In the new book is a character known as “Real Deal”; I won’t use this space to talk about why. But the name made me think.

The thought didn’t lead me to question myself (self-doubt is not what this post is about), but rather to consider questions that I have no intention of answering here.

On the internet and on bookstore shelves are hundreds—thousands—of writers, a population possessing almost infinitely varying degrees of ability. Some of those writers are skilled; some, breathtakingly so. Some are…enthusiasts only. Some have publishers. Some have little more than hope. All have da love of da craft.

Who is touched by starlight? Whose presence in the public eye is a gift of self-deceit?

How does one know in which camp one belongs?

One might argue, should argue, that the exercise is enough; that the love of writing should be the ticket that permits us to call ourselves writers. Yet, is that true?
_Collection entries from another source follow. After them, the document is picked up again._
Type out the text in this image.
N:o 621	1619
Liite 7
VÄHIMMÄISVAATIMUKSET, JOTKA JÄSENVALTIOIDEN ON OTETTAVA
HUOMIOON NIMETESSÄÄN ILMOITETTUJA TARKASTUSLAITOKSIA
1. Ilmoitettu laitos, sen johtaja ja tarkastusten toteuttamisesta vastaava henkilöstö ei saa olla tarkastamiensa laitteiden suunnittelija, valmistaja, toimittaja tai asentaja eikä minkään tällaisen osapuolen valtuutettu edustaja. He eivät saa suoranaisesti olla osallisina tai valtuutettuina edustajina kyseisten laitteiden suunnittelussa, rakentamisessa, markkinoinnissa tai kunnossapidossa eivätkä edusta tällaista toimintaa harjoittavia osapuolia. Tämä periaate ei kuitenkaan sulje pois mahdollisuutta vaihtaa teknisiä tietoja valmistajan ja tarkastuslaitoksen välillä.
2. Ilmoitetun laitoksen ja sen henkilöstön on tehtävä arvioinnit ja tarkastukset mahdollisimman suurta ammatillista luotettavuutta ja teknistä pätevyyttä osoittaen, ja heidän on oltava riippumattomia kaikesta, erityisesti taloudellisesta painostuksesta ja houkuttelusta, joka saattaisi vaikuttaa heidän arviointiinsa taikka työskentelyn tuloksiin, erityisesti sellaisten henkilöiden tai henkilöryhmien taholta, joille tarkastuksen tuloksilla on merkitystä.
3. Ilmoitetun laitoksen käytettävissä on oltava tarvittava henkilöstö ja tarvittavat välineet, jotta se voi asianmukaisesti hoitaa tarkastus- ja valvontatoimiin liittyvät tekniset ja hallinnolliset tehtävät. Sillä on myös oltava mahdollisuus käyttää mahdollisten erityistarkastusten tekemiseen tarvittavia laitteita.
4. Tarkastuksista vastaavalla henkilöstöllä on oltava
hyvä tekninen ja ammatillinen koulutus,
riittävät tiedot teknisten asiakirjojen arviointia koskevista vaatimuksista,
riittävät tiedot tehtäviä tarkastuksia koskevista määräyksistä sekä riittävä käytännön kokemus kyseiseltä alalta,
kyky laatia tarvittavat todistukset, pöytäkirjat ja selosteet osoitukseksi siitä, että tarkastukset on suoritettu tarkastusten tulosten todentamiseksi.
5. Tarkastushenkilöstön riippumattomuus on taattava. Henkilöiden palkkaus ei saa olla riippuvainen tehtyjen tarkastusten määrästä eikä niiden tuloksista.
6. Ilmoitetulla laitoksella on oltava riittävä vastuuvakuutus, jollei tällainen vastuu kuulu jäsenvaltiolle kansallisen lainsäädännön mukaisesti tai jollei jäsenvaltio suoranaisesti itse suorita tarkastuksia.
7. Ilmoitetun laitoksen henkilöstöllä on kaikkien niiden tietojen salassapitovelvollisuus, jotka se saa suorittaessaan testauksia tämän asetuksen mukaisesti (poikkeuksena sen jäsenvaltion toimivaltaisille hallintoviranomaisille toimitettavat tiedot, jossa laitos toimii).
Would we sit through the performance of an opera singer who sang abominably? Or an actor who could not act? What is the minimum requirement for an artist of any sort to request the attention of an audience? And who gets to decide what that requirement is? Will the Internet be the leg up for a climbing talent? Or will the waters muddy with all the folks dawdling around down there?

One might suggest that quality, like cream, rises; that the wheat will emerge from the chaff. I wonder whether either of those suggestions is true.

Instead, let’s ask this: What is the substance of the Divine spark? We believe that we know it when we see it…but how do we know? What is the felicitous turn of phrase, the compelling rhythm, the mad-crazy fire that tells us we are reading the work of someone special? What quality of a work gives us the finding of ourselves? What switch does that recognition throw in our heads?

That’s your assignment for the day…to consider how you know the real-deal when you see it.

My answer? I don’t know. Just askin’.